Biden prova a fare Trump con la Cina: 3 ore di colloquio, dai diritti umani all’economia

martedì 16 Novembre 10:48 - di Paolo Lami

Joe Biden prova a fare Trump con la Cina di Xi Jinping ma il presidente cinese non sembra intimidito dalla voce grossa che fa  Sleepy Joe nel tentativo di imitare il suo predecessore repubblicano alla Casa Bianca replicando i successi ottenuti dal tycoon con la Corea del Nord del pittoresco Kim Yong-un. Ma Biden non è Trump. E Xi Jinping non è Kim Yong-un.

Biden e Xi Jinping si ritrovano in videoconferenza per discutere di tanti temi, sia di politica estera, che di diritti umani, – la Cina contesta l’uso dei diritti umani come mezzo per interferire negli affari interni di un Paese – sia di questioni energetiche che di aspetti economici e commerciali.

Sul tavolo, intanto, la situazione spinosa della regione. E Biden ha ribadito che gli Stati Uniti “si oppongono fortemente agli sforzi unilaterali” della Cina “di cambiare lo status quo o di indebolire la pace e la stabilità nello Stretto di Taiwan“.

La Cina, ha replicato Xi Jinping, “sarà costretta a misure decise” se le forze indipendentiste di Taiwan supereranno “la linea rossa“.

Secondo il presidente cinese c’è una sola Cina nel mondo, Taiwan fa parte della Cina ed il governo della Repubblica popolare cinese è l’unico governo legale che rappresenta la Cina.

“Abbiamo pazienza – ha ammonito Xi, sottolineando che la riunificazione con Taiwan è condivisa da tutti i figli e le figlie della nazione cinese – Lavoriamo per la prospettiva di una riunificazione pacifica con la massima sincerità ed il massimo sforzo.
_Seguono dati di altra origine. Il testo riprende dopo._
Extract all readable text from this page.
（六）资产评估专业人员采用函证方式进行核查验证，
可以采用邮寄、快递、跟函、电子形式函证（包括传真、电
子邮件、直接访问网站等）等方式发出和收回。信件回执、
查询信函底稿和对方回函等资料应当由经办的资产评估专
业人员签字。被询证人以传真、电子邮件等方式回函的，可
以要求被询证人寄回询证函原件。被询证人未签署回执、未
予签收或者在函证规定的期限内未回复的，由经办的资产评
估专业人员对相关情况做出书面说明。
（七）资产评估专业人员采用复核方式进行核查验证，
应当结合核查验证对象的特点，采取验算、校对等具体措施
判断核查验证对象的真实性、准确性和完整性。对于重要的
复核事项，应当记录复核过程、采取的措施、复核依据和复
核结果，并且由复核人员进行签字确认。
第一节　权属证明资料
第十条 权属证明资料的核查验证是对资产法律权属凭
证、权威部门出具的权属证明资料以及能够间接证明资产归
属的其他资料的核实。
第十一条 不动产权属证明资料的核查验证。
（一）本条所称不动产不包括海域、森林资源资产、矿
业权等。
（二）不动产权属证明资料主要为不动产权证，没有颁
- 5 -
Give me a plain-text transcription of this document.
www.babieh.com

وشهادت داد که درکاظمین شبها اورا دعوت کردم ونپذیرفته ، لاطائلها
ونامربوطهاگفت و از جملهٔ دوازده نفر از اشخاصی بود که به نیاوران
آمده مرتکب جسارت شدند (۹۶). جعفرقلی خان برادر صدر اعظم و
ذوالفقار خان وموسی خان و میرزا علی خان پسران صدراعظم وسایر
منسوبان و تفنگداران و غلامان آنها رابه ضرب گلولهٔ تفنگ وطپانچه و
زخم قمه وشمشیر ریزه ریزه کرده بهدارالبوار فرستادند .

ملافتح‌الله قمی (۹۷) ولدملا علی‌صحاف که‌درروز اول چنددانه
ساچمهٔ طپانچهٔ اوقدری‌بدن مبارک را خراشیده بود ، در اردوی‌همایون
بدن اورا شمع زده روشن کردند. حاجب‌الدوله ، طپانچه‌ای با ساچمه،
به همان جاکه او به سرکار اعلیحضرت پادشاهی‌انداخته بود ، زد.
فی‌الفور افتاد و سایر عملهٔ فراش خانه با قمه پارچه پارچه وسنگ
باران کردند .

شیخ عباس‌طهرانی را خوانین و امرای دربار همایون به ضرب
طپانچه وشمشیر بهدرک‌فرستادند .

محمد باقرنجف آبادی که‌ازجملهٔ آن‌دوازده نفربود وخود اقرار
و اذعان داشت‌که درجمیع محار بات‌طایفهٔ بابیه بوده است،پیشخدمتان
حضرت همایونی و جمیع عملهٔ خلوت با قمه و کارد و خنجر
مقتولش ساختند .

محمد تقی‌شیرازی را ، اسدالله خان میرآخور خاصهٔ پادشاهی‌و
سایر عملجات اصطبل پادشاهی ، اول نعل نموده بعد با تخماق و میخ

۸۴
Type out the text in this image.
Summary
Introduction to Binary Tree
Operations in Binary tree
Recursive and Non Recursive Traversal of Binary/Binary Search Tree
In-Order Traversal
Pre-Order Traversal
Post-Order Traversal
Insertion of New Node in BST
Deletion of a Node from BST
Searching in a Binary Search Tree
Detto questo – ha messo in guardia il presidente cinese – se le forze separatiste per ‘l’indipendenza di Taiwan‘ ci provocheranno, forzeranno la nostra mano o anche attraverseranno la linea rossa, saremo costretti a prendere misure decise“.

Ma a preoccupare gli Usa anche “le pratiche della Repubblica popolare cinese nello Xinjiang, in Tibet e Hong Kong e sui diritti umani più in generale”.

Si è discusso anche di clima visto il recentissimo fallimento di Cop26.

I due leader hanno quindi affrontato la “natura complessa delle relazioni tra i due Paesi e l’importanza di gestire la competizione in modo responsabile” fissando “paletti di buonsenso per assicurare che la competizione non si trasformi in conflitto e per tenere le linee di comunicazione aperte”. E il presidente cinese ha chiesto all’omologo americano di prendere azioni concrete che confermino le parole di non volere “una nuova guerra fredda” con Pechino.